Mapping parity. If you have custom schema mappings on your current platform, they'll need to be rewritten as JSONata expressions in Truto. The good news: JSONata is more expressive than most vendor-specific DSLs, and the override system lets you customize without touching platform defaults. The Truto team can help port existing mappings during onboarding.

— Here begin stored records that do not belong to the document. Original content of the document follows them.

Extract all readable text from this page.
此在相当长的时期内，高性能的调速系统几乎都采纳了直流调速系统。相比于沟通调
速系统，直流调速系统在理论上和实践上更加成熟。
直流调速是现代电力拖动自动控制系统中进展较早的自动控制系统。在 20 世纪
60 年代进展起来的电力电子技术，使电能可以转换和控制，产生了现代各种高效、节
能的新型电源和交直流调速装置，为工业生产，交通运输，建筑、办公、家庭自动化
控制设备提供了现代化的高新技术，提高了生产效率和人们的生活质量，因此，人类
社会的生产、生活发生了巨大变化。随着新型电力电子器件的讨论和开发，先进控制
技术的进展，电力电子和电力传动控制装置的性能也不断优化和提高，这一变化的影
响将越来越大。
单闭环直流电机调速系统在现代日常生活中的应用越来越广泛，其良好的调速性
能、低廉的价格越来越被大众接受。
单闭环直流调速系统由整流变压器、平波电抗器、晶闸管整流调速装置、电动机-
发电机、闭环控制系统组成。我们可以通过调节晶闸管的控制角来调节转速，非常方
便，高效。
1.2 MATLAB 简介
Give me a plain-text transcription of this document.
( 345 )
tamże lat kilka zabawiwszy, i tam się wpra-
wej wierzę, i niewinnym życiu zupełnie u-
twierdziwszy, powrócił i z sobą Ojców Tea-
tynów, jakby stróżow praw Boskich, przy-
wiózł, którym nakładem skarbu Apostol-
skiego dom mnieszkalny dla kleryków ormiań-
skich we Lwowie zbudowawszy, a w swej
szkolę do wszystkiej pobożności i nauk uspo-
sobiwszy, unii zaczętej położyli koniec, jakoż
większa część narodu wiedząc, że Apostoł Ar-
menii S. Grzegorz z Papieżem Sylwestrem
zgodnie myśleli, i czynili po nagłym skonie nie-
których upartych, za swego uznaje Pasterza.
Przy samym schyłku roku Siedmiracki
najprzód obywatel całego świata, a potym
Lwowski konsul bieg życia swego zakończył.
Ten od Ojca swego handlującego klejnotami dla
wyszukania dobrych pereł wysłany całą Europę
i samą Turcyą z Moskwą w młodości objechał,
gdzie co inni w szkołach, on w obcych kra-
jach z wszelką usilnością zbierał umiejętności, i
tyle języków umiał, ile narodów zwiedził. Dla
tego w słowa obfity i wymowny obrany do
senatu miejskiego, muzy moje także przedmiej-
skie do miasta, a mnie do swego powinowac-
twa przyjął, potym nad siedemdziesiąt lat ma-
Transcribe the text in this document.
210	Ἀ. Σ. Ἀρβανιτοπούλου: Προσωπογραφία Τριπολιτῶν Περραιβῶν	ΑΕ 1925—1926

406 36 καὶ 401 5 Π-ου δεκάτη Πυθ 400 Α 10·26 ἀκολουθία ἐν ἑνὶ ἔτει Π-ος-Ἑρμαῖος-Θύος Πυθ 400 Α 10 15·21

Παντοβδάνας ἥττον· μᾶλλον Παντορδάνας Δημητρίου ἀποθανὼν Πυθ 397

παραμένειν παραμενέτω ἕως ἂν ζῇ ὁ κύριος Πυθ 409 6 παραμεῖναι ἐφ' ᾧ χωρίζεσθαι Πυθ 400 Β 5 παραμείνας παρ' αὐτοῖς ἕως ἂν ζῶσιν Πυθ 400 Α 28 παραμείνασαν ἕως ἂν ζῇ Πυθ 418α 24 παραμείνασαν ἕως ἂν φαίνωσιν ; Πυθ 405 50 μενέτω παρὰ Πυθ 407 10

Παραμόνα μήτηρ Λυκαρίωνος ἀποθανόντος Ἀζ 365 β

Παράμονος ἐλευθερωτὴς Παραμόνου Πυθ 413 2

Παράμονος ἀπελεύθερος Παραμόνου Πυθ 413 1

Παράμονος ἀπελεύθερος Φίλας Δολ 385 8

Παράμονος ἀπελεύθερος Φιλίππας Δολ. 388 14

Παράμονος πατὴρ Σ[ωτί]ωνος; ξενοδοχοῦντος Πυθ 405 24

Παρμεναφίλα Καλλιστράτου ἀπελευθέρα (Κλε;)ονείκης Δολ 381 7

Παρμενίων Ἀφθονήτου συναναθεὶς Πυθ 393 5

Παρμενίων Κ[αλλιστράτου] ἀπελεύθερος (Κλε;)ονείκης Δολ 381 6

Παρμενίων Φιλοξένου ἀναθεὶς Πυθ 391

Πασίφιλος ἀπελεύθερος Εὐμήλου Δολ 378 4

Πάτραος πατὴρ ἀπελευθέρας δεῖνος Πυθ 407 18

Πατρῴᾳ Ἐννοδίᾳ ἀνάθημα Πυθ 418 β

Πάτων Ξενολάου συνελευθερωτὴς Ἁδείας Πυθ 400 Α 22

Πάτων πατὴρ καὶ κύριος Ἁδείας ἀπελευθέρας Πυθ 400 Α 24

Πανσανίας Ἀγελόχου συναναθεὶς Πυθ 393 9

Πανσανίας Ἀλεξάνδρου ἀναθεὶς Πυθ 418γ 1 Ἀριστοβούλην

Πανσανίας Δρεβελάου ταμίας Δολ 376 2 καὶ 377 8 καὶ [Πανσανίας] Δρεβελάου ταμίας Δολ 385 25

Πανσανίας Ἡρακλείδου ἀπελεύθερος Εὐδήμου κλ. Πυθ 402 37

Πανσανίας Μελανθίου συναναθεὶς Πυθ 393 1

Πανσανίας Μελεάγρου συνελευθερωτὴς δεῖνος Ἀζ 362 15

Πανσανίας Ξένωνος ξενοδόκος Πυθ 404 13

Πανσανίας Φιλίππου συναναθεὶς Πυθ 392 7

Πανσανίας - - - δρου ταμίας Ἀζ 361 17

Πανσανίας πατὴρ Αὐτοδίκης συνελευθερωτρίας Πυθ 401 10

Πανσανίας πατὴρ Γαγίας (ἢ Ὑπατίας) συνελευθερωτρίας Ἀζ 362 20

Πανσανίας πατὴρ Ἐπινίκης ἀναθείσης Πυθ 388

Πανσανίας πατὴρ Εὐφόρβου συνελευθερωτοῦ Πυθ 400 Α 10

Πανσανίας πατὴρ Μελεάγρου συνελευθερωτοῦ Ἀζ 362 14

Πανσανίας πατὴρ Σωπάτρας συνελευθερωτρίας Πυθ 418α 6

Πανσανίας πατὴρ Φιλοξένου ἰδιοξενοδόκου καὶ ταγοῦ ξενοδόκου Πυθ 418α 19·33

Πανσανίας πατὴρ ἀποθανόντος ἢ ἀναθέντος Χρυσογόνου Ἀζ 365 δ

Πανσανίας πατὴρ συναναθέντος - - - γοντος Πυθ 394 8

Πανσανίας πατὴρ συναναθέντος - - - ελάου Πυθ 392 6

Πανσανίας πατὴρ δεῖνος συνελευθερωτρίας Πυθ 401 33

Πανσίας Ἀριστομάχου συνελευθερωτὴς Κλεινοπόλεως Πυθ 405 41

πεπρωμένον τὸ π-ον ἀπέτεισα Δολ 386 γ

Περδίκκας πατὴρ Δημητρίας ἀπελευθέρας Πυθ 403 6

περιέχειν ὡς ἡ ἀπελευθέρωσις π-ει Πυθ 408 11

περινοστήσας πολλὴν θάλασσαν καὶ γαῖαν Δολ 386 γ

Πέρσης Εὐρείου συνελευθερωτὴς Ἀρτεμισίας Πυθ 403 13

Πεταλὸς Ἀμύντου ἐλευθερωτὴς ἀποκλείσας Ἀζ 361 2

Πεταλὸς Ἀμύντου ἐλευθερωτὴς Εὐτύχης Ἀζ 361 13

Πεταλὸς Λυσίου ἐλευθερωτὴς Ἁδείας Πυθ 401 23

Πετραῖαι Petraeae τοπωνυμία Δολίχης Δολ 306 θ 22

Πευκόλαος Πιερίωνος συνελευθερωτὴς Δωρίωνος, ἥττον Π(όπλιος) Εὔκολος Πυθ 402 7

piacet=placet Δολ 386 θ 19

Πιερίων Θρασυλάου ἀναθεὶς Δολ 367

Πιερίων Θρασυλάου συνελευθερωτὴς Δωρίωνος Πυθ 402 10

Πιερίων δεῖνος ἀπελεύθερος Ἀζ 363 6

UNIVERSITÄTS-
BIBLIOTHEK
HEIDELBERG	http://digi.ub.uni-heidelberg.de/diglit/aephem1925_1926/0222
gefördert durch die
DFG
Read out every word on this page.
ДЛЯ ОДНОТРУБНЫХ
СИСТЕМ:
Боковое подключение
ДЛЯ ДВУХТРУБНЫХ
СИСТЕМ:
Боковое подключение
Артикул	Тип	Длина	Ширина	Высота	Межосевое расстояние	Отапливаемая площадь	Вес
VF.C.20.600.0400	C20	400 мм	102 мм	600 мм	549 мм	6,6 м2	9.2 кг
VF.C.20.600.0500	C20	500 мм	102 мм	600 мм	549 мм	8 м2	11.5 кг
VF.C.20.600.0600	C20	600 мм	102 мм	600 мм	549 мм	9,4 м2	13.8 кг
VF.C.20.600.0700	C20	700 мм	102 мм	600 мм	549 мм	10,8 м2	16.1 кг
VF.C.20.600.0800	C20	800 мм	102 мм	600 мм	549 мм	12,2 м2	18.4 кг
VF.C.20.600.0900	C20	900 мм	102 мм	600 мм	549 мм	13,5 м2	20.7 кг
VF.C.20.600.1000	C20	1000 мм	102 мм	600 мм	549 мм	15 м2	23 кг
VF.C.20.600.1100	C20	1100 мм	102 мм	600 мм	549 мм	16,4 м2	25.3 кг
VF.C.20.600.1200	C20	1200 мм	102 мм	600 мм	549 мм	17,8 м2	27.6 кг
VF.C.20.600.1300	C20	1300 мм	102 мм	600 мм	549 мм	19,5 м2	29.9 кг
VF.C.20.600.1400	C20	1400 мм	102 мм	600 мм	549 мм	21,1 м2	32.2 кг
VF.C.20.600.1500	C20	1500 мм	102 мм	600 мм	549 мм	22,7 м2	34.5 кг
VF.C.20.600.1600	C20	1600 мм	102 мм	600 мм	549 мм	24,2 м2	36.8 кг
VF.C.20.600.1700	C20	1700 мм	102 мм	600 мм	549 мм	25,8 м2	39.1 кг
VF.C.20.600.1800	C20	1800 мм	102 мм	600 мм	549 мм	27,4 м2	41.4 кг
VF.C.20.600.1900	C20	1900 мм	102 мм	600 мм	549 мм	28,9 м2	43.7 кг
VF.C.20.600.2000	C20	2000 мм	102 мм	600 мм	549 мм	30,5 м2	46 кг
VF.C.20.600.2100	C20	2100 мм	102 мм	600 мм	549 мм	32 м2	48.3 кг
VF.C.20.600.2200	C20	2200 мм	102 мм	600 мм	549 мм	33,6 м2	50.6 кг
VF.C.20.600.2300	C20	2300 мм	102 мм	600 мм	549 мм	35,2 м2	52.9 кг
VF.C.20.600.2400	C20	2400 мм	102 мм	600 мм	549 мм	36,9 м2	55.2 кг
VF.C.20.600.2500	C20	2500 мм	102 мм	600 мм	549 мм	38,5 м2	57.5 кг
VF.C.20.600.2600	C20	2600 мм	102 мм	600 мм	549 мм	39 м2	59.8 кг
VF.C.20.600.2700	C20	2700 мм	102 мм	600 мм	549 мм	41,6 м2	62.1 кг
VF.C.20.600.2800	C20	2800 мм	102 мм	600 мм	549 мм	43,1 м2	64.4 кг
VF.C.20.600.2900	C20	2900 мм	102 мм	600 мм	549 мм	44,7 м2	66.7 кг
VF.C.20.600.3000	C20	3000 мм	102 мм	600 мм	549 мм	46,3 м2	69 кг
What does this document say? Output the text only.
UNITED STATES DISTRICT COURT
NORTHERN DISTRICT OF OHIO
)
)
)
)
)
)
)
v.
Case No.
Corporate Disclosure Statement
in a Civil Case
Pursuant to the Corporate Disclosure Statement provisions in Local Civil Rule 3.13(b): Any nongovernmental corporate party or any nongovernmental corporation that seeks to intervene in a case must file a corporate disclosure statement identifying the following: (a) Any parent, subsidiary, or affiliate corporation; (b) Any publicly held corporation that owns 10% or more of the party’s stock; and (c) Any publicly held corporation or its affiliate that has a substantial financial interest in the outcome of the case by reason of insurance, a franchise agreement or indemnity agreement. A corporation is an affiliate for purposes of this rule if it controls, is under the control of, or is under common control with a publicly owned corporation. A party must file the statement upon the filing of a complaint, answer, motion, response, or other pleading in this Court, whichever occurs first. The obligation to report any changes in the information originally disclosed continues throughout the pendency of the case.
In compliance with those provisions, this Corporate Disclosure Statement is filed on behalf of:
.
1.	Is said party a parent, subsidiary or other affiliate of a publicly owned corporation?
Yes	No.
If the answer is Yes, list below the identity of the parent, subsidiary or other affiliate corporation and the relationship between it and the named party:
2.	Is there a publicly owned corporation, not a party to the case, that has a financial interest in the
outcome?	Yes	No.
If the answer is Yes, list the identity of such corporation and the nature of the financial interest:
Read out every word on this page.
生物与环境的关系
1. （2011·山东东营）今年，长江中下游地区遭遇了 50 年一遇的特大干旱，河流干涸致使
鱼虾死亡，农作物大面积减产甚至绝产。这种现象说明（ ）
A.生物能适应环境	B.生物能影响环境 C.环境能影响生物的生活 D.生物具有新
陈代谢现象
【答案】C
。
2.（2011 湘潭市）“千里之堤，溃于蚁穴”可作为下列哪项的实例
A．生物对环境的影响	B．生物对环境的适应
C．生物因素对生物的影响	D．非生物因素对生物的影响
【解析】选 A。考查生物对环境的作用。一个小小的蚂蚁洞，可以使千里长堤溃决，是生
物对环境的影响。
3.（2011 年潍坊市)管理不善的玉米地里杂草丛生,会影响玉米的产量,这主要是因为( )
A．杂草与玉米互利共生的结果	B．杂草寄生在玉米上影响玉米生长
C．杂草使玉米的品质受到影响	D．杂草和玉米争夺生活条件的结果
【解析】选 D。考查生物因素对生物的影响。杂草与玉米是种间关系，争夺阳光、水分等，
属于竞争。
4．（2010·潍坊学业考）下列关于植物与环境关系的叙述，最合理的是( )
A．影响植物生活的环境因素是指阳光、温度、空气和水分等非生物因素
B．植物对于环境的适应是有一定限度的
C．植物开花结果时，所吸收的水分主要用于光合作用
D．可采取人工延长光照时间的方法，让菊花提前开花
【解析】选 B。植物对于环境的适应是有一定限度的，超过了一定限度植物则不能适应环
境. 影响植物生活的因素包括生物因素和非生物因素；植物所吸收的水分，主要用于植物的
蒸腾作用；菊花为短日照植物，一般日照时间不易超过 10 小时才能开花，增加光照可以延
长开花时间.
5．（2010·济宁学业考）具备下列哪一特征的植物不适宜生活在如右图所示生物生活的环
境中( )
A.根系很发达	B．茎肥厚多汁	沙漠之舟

Enterprise procurement. Truto offers standard commercial terms, self-hosted deployments, and BAA-covered variants for regulated industries. If your InfoSec team needs a SOC 2 report, DPA, or a self-hosted deployment as part of evaluation, that's part of the standard process. The pass-through architecture also simplifies data-residency reviews - since Truto doesn't persist provider payloads on unified or proxy calls, the data-flow diagram your security team draws is shorter than with vendors that ETL everything into their own storage.

Get started

Install the CLI and start querying your integrations in under a minute:

curl -fsSL https://cli.truto.one/install.sh | bash
truto login
truto unified crm contacts -a <your-account-id> -o table

Read the full CLI documentation at truto.one/docs.

FAQ

How do I install the Truto CLI?
Run `curl -fsSL https://cli.truto.one/install.sh | bash`. It detects your OS and architecture, downloads the correct binary, and installs to ~/.truto/bin/truto. No package managers or dependencies required.
What output formats does the Truto CLI support?
Five formats: table (default, for interactive use), JSON (piping to jq), NDJSON (streaming and log processing), CSV (spreadsheets and data analysis), and YAML (human-readable nested data).
Can I use the Truto CLI in scripts and CI/CD pipelines?
Yes. Pass --token for non-interactive auth, use -o json or -o ndjson for structured output (decorative messages are automatically suppressed), and pipe output to jq, wc, or other Unix tools.
Does the CLI support all Truto platform features?
Yes. The CLI covers the full admin API (integrations, accounts, sync jobs, workflows, webhooks, MCP tokens, and more), all data-plane APIs (unified, proxy, custom), plus power features like bulk export, batch operations, and field-level diffs.